Théâtre

Une semaine au festival d’Avignon 2

19 juillet 2009 | PAR Audrey Saoli

Aujourd’hui, comme à chaque début de festival, passage obligatoire : Le cloitre Saint Louis. Aujourd’hui, comme à chaque début de festival, crise de nerf. Cet endroit est désespérant ! C’est ici, qu’on achète les places du festival « in ». Il n’y en a jamais.

 

Il faut donc se livrer à un troc acharné grâce à un panneau devant la billetterie. On peut y passer des heures… Ce panneau est le révélateur de la tendance du festival. Il est un juge impitoyable.

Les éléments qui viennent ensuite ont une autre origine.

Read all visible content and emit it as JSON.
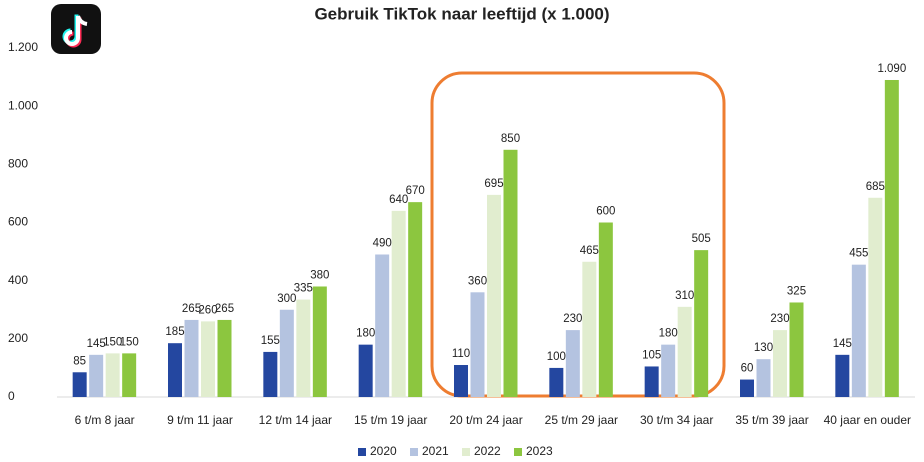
{
  "chart_data": {
    "type": "bar",
    "title": "Gebruik TikTok naar leeftijd (x 1.000)",
    "categories": [
      "6 t/m 8 jaar",
      "9 t/m 11 jaar",
      "12 t/m 14 jaar",
      "15 t/m 19 jaar",
      "20 t/m 24 jaar",
      "25 t/m 29 jaar",
      "30 t/m 34 jaar",
      "35 t/m 39 jaar",
      "40 jaar en ouder"
    ],
    "series": [
      {
        "name": "2020",
        "color": "#2447a0",
        "values": [
          85,
          185,
          155,
          180,
          110,
          100,
          105,
          60,
          145
        ]
      },
      {
        "name": "2021",
        "color": "#b4c3e0",
        "values": [
          145,
          265,
          300,
          490,
          360,
          230,
          180,
          130,
          455
        ]
      },
      {
        "name": "2022",
        "color": "#e1edcf",
        "values": [
          150,
          260,
          335,
          640,
          695,
          465,
          310,
          230,
          685
        ]
      },
      {
        "name": "2023",
        "color": "#8cc63f",
        "values": [
          150,
          265,
          380,
          670,
          850,
          600,
          505,
          325,
          1090
        ],
        "value_labels": [
          "150",
          "265",
          "380",
          "670",
          "850",
          "600",
          "505",
          "325",
          "1.090"
        ]
      }
    ],
    "ylim": [
      0,
      1200
    ],
    "yticks": [
      0,
      200,
      400,
      600,
      800,
      {
        "value": 1000,
        "label": "1.000"
      },
      {
        "value": 1200,
        "label": "1.200"
      }
    ],
    "grid": false,
    "legend": "bottom"
  }
}
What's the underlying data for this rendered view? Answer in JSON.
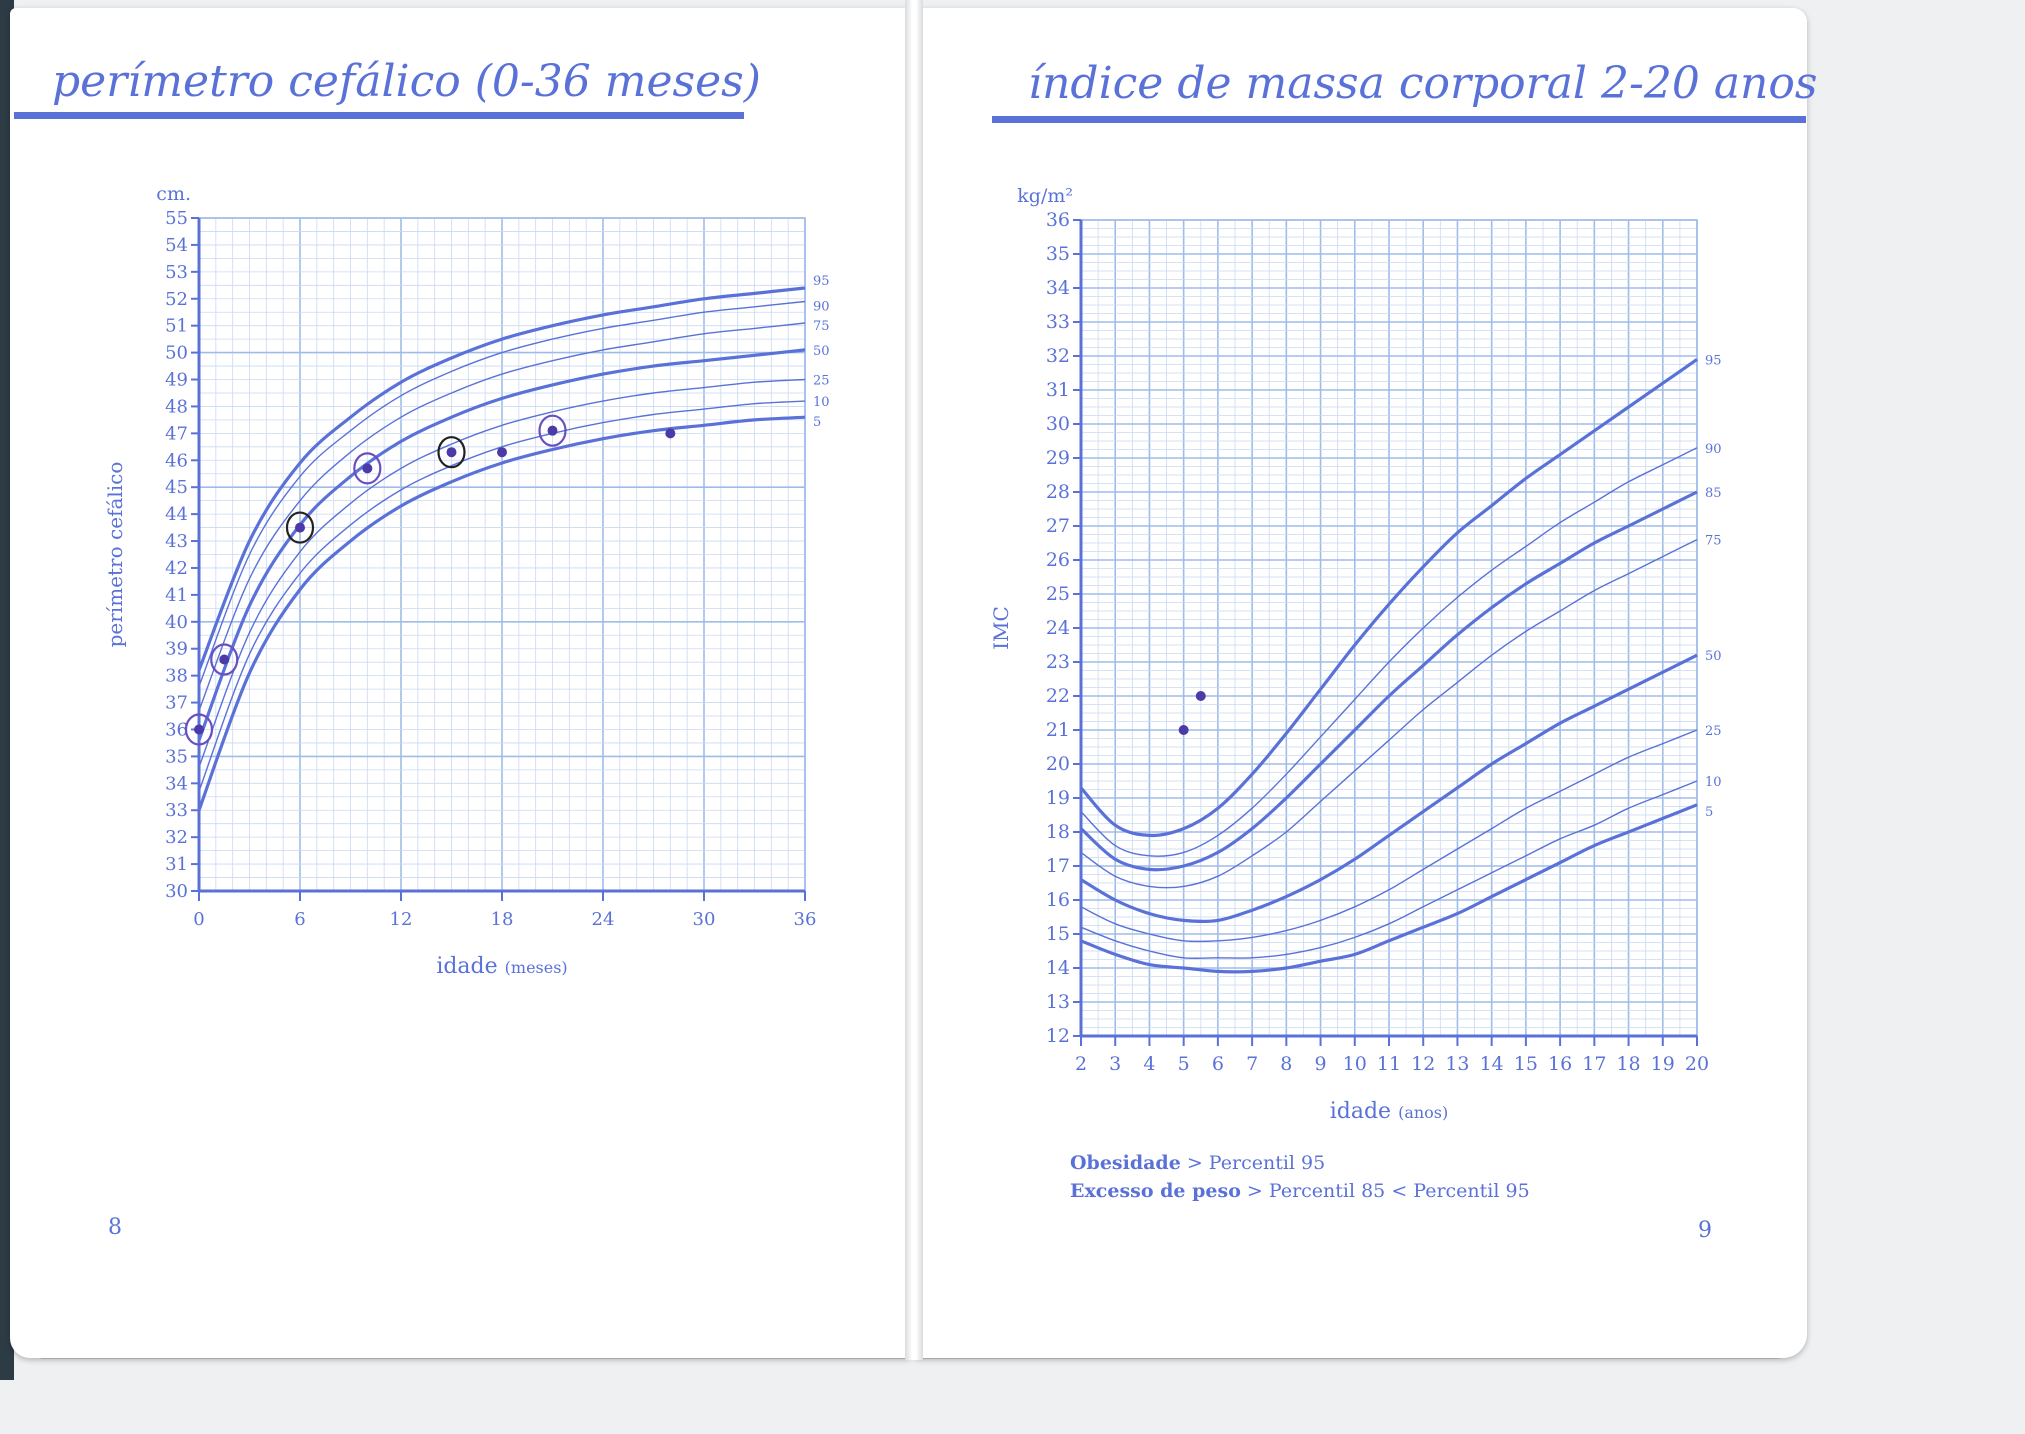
{
  "colors": {
    "accent": "#5a72d8",
    "grid": "#c9d9f3",
    "grid_major": "#9fbce9",
    "curve": "#5a72d8"
  },
  "left_page": {
    "title": "perímetro cefálico (0-36 meses)",
    "page_number": "8"
  },
  "right_page": {
    "title": "índice de massa corporal 2-20 anos",
    "page_number": "9",
    "legend": [
      {
        "bold": "Obesidade",
        "text": " > Percentil 95"
      },
      {
        "bold": "Excesso de peso",
        "text": " > Percentil 85 < Percentil 95"
      }
    ]
  },
  "chart_data": [
    {
      "type": "line",
      "title": "perímetro cefálico (0-36 meses)",
      "unit_label": "cm.",
      "ylabel": "perímetro cefálico",
      "xlabel": "idade",
      "xlabel_unit": "(meses)",
      "xlim": [
        0,
        36
      ],
      "ylim": [
        30,
        55
      ],
      "xticks": [
        0,
        6,
        12,
        18,
        24,
        30,
        36
      ],
      "yticks": [
        30,
        31,
        32,
        33,
        34,
        35,
        36,
        37,
        38,
        39,
        40,
        41,
        42,
        43,
        44,
        45,
        46,
        47,
        48,
        49,
        50,
        51,
        52,
        53,
        54,
        55
      ],
      "grid": true,
      "x": [
        0,
        3,
        6,
        9,
        12,
        15,
        18,
        21,
        24,
        27,
        30,
        33,
        36
      ],
      "series": [
        {
          "name": "95",
          "values": [
            38.2,
            43.0,
            45.9,
            47.6,
            48.9,
            49.8,
            50.5,
            51.0,
            51.4,
            51.7,
            52.0,
            52.2,
            52.4
          ]
        },
        {
          "name": "90",
          "values": [
            37.6,
            42.5,
            45.4,
            47.1,
            48.4,
            49.3,
            50.0,
            50.5,
            50.9,
            51.2,
            51.5,
            51.7,
            51.9
          ]
        },
        {
          "name": "75",
          "values": [
            36.7,
            41.6,
            44.5,
            46.3,
            47.6,
            48.5,
            49.2,
            49.7,
            50.1,
            50.4,
            50.7,
            50.9,
            51.1
          ]
        },
        {
          "name": "50",
          "values": [
            35.6,
            40.6,
            43.6,
            45.4,
            46.7,
            47.6,
            48.3,
            48.8,
            49.2,
            49.5,
            49.7,
            49.9,
            50.1
          ]
        },
        {
          "name": "25",
          "values": [
            34.6,
            39.6,
            42.6,
            44.4,
            45.7,
            46.6,
            47.3,
            47.8,
            48.2,
            48.5,
            48.7,
            48.9,
            49.0
          ]
        },
        {
          "name": "10",
          "values": [
            33.7,
            38.8,
            41.8,
            43.6,
            44.9,
            45.8,
            46.5,
            47.0,
            47.4,
            47.7,
            47.9,
            48.1,
            48.2
          ]
        },
        {
          "name": "5",
          "values": [
            33.0,
            38.1,
            41.2,
            43.0,
            44.3,
            45.2,
            45.9,
            46.4,
            46.8,
            47.1,
            47.3,
            47.5,
            47.6
          ]
        }
      ],
      "points": [
        {
          "x": 0,
          "y": 36.0
        },
        {
          "x": 1.5,
          "y": 38.6
        },
        {
          "x": 6,
          "y": 43.5
        },
        {
          "x": 10,
          "y": 45.7
        },
        {
          "x": 15,
          "y": 46.3
        },
        {
          "x": 18,
          "y": 46.3
        },
        {
          "x": 21,
          "y": 47.1
        },
        {
          "x": 28,
          "y": 47.0
        }
      ]
    },
    {
      "type": "line",
      "title": "índice de massa corporal 2-20 anos",
      "unit_label": "kg/m²",
      "ylabel": "IMC",
      "xlabel": "idade",
      "xlabel_unit": "(anos)",
      "xlim": [
        2,
        20
      ],
      "ylim": [
        12,
        36
      ],
      "xticks": [
        2,
        3,
        4,
        5,
        6,
        7,
        8,
        9,
        10,
        11,
        12,
        13,
        14,
        15,
        16,
        17,
        18,
        19,
        20
      ],
      "yticks": [
        12,
        13,
        14,
        15,
        16,
        17,
        18,
        19,
        20,
        21,
        22,
        23,
        24,
        25,
        26,
        27,
        28,
        29,
        30,
        31,
        32,
        33,
        34,
        35,
        36
      ],
      "grid": true,
      "x": [
        2,
        3,
        4,
        5,
        6,
        7,
        8,
        9,
        10,
        11,
        12,
        13,
        14,
        15,
        16,
        17,
        18,
        19,
        20
      ],
      "series": [
        {
          "name": "95",
          "values": [
            19.3,
            18.2,
            17.9,
            18.1,
            18.7,
            19.7,
            20.9,
            22.2,
            23.5,
            24.7,
            25.8,
            26.8,
            27.6,
            28.4,
            29.1,
            29.8,
            30.5,
            31.2,
            31.9
          ]
        },
        {
          "name": "90",
          "values": [
            18.6,
            17.6,
            17.3,
            17.4,
            17.9,
            18.7,
            19.7,
            20.8,
            21.9,
            23.0,
            24.0,
            24.9,
            25.7,
            26.4,
            27.1,
            27.7,
            28.3,
            28.8,
            29.3
          ]
        },
        {
          "name": "85",
          "values": [
            18.1,
            17.2,
            16.9,
            17.0,
            17.4,
            18.1,
            19.0,
            20.0,
            21.0,
            22.0,
            22.9,
            23.8,
            24.6,
            25.3,
            25.9,
            26.5,
            27.0,
            27.5,
            28.0
          ]
        },
        {
          "name": "75",
          "values": [
            17.4,
            16.7,
            16.4,
            16.4,
            16.7,
            17.3,
            18.0,
            18.9,
            19.8,
            20.7,
            21.6,
            22.4,
            23.2,
            23.9,
            24.5,
            25.1,
            25.6,
            26.1,
            26.6
          ]
        },
        {
          "name": "50",
          "values": [
            16.6,
            16.0,
            15.6,
            15.4,
            15.4,
            15.7,
            16.1,
            16.6,
            17.2,
            17.9,
            18.6,
            19.3,
            20.0,
            20.6,
            21.2,
            21.7,
            22.2,
            22.7,
            23.2
          ]
        },
        {
          "name": "25",
          "values": [
            15.8,
            15.3,
            15.0,
            14.8,
            14.8,
            14.9,
            15.1,
            15.4,
            15.8,
            16.3,
            16.9,
            17.5,
            18.1,
            18.7,
            19.2,
            19.7,
            20.2,
            20.6,
            21.0
          ]
        },
        {
          "name": "10",
          "values": [
            15.2,
            14.8,
            14.5,
            14.3,
            14.3,
            14.3,
            14.4,
            14.6,
            14.9,
            15.3,
            15.8,
            16.3,
            16.8,
            17.3,
            17.8,
            18.2,
            18.7,
            19.1,
            19.5
          ]
        },
        {
          "name": "5",
          "values": [
            14.8,
            14.4,
            14.1,
            14.0,
            13.9,
            13.9,
            14.0,
            14.2,
            14.4,
            14.8,
            15.2,
            15.6,
            16.1,
            16.6,
            17.1,
            17.6,
            18.0,
            18.4,
            18.8
          ]
        }
      ],
      "points": [
        {
          "x": 5,
          "y": 21.0
        },
        {
          "x": 5.5,
          "y": 22.0
        }
      ]
    }
  ]
}
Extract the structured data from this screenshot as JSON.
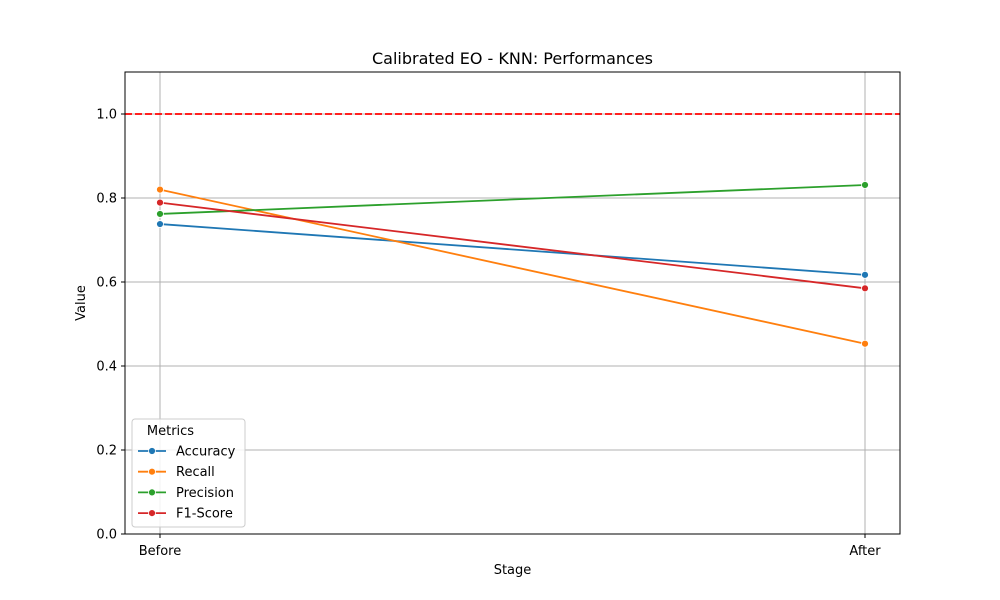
{
  "chart_data": {
    "type": "line",
    "title": "Calibrated EO - KNN: Performances",
    "xlabel": "Stage",
    "ylabel": "Value",
    "categories": [
      "Before",
      "After"
    ],
    "ylim": [
      0,
      1.1
    ],
    "yticks": [
      0.0,
      0.2,
      0.4,
      0.6,
      0.8,
      1.0
    ],
    "ytick_labels": [
      "0.0",
      "0.2",
      "0.4",
      "0.6",
      "0.8",
      "1.0"
    ],
    "grid": true,
    "reference_line": {
      "y": 1.0,
      "color": "#ff0000",
      "style": "dashed"
    },
    "legend": {
      "title": "Metrics",
      "placement": "lower-left"
    },
    "series": [
      {
        "name": "Accuracy",
        "values": [
          0.738,
          0.617
        ],
        "color": "#1f77b4"
      },
      {
        "name": "Recall",
        "values": [
          0.82,
          0.453
        ],
        "color": "#ff7f0e"
      },
      {
        "name": "Precision",
        "values": [
          0.762,
          0.831
        ],
        "color": "#2ca02c"
      },
      {
        "name": "F1-Score",
        "values": [
          0.789,
          0.585
        ],
        "color": "#d62728"
      }
    ]
  }
}
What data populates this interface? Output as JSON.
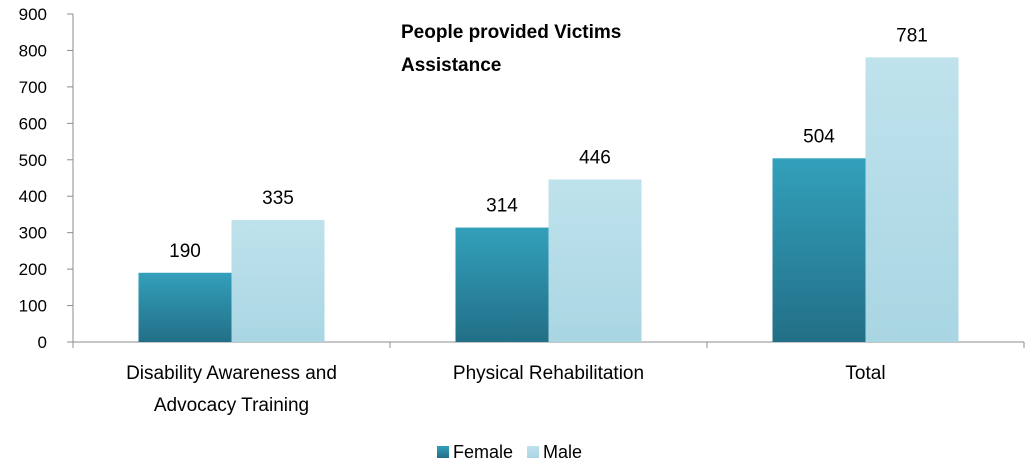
{
  "chart_data": {
    "type": "bar",
    "title_lines": [
      "People provided Victims",
      "Assistance"
    ],
    "categories": [
      [
        "Disability Awareness and",
        "Advocacy Training"
      ],
      [
        "Physical Rehabilitation"
      ],
      [
        "Total"
      ]
    ],
    "series": [
      {
        "name": "Female",
        "values": [
          190,
          314,
          504
        ],
        "color": "#2e8faa"
      },
      {
        "name": "Male",
        "values": [
          335,
          446,
          781
        ],
        "color": "#b7dde8"
      }
    ],
    "yticks": [
      "0",
      "100",
      "200",
      "300",
      "400",
      "500",
      "600",
      "700",
      "800",
      "900"
    ],
    "ylim": [
      0,
      900
    ],
    "grid": false,
    "legend_position": "bottom"
  }
}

Cet année le spectacle de Joël Jouanneau : Sous l’œil d’Œdipe semble ne pas avoir été gâté par la critique ;  pratiquement toutes les places à revendre le concernent. Je n’ai pas envie de lutter, aujourd’hui sera une journée « off ».

 

Et j’ai le choix dans le programme off. D’un côté, il y a des saynètes de Brecht, « Grand’peur et misères », et de l’autre, une pièce de Matei Visniec : l’histoire du communisme racontée aux malades mentaux. Choisissant les deux,  je me suis balancée d’une dictature à l’autre.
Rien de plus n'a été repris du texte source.